On Tue, Aug 21, 2012 at 03:10:11PM +0200, Steffen Grunewald wrote:
>
> Thanks for this suggestion. I started a fresh attempt, with
> - nfs-common installed to the nfsroot (had been there for a while)
> - live-boot 3.0~b1 replacing patched ~a38
> - /etc/fai/fai/conf copied into nfsroot
> - /usr/share/fai/subroutines patched to deliberately ignore errors
> - your pxe config above
>
> - and failed.
> I had to use the following pxe config:
>
> default fai-generated
>
> label fai-generated
> kernel vmlinuz-install.64.wheezy
> append initrd=initrd-install.64.wheezy ip=dhcp boot=live root=/dev/nfs 
> nfsroot=10.100.200.98:/srv/fai/nfsroots/amd64.wheezy 
> FAI_FLAGS=verbose,sshd,createvt,reboot FAI_ACTION=install
>
> (no aufs; no nfsvers; boot=live seems to be essential while console=tty0
> doesn't, with the exception of the server IP it's pretty close to my
> previous squeeze setup)
>
> *it works*!
>
> Going to check the 71 lines of error.log now...

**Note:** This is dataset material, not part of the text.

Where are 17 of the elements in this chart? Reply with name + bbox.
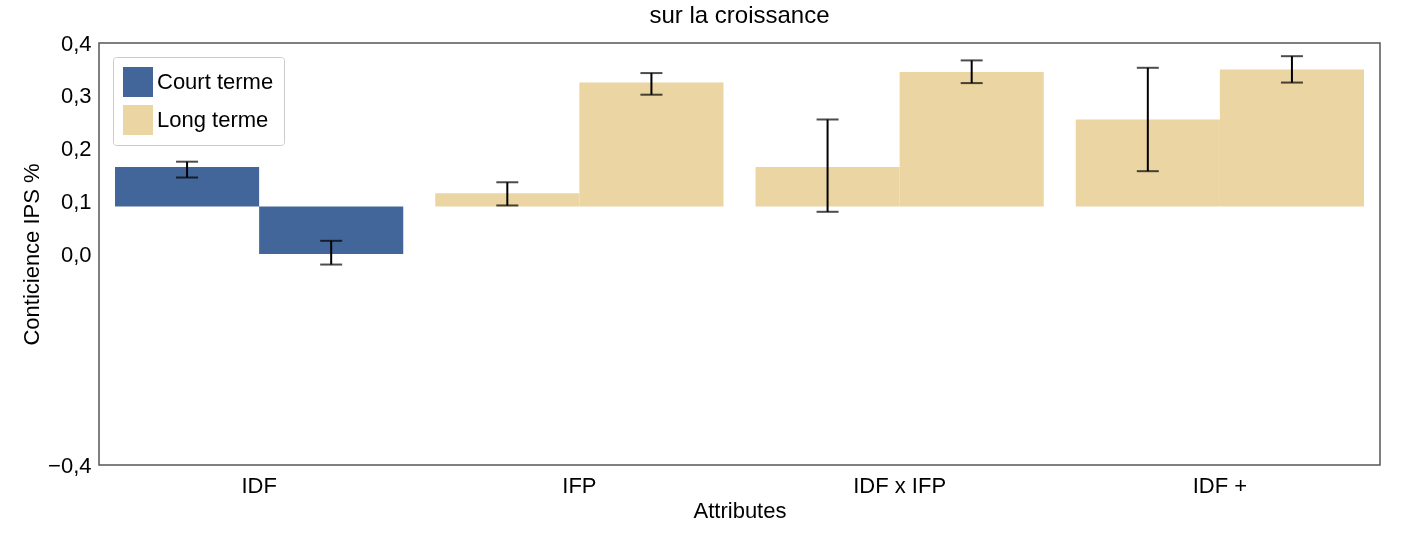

I managed to get my error.log down to zero size, but there's still an
issue I had discovered before: "something" is blocking outside access
to the IPMI interface.
With a SOL session running, I wouldn't get beyond the very initial steps
of system initialisation (last things I saw were HD detection related),
so it probably isn't a FAI issue but something related to the initrd 
and/or tg3 driver.
After rebooting into the default Wheezy kernel, I can access the IPMI
via the host interface, but not using lanplus. I cannot even ping the
IP (which has been properly set during FAi setup, and again by rc.local
- confirmed by "ipmitool lan print 1" and messages sent to syslog).

Anyone else seen this behaviour? Any hints how to fix this, if possible?